Aucun amendement n’a réintroduit l’action de groupe. Ecartée par l’Assemblée nationale, elle devrait revenir à l’automne dans la réforme de la dépénalisation du droit des affaires. C’est du moins ce qu’a promis Luc Chatel, le secrétaire d’Etat à l’industrie et à la consommation.

Ce qui semble d’ores et déjà acquis
Voici les dispositions votées par les députés en matière de consommation et qui ne font pas l’objet d’amendements déposés avant la séance plénière par les sénateurs.

• Il y aura bien assouplissement des conditions d’implantation des grandes surfaces : le seuil de déclenchement des procédures d’autorisation des magasins passera de 300 à 1 000 m2. En contrepartie, le maire verra renforcer son droit de préemption sur certaines zones commerciales et il pourra dénoncer les abus de position dominante. Les maires des communes de moins de 15 000 habitants pourront, eux, toujours saisir les commissions départementales d’équipement commercial (CDEC) contre des projets d’installation. Dès l’automne, un texte modifiant les règles du code de l’urbanisme devrait être rédigé. C’est à cette occasion que les CDEC devraient être réformées et rebaptisées commissions ­départementales d’aménagement commercial (CDAC).

• Le régime des soldes va changer : les commerçants pourront choisir deux semaines “mobiles” qu’ils répartiront comme ils le souhaitent. Seule contrainte : ces deux semaines ne pourront pas se dérouler dans le mois qui précède les deux périodes annuelles de soldes “fixes”.

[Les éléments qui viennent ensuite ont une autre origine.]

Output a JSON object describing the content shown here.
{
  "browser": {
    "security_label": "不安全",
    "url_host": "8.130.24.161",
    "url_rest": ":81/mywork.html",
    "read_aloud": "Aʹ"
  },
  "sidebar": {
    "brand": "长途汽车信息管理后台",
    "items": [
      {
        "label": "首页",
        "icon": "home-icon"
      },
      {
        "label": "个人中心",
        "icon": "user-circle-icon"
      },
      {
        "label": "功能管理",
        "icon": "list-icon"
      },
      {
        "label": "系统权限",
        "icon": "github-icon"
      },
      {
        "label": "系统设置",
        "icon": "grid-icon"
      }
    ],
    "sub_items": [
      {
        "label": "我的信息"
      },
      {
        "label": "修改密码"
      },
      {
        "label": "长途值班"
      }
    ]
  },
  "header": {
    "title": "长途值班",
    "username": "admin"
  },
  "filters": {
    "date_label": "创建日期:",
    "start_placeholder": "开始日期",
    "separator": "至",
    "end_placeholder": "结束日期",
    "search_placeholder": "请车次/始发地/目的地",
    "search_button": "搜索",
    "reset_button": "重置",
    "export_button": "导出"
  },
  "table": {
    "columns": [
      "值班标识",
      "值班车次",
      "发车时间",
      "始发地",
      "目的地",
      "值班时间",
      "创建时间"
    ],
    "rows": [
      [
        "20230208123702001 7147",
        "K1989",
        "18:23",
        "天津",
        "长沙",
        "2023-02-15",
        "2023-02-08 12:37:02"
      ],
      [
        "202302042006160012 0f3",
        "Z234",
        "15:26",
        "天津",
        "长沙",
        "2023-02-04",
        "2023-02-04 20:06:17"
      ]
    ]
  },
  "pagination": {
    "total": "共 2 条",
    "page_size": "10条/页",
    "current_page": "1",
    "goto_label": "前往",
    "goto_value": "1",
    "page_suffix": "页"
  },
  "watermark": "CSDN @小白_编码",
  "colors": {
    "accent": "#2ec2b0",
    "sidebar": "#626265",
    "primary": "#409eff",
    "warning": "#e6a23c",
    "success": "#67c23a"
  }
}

• L’ouverture du livret A sera possible dans toutes les banques. Une partie du total des dépôts restera centralisée afin de financer le logement social, mais l’autre partie des ressources sera désormais dédiée au financement des PME.

• Une haute autorité de la concurrence va naître. Reste à définir ses rôles et missions, ainsi que son fonctionnement institutionnel. L’intersyndicale de la DGCCRF craint la réorganisation annoncée.

• La loi inclura l’annexe I de la directive numéro 2005/29, qui liste les pratiques commerciales réputées déloyales en toutes circonstances.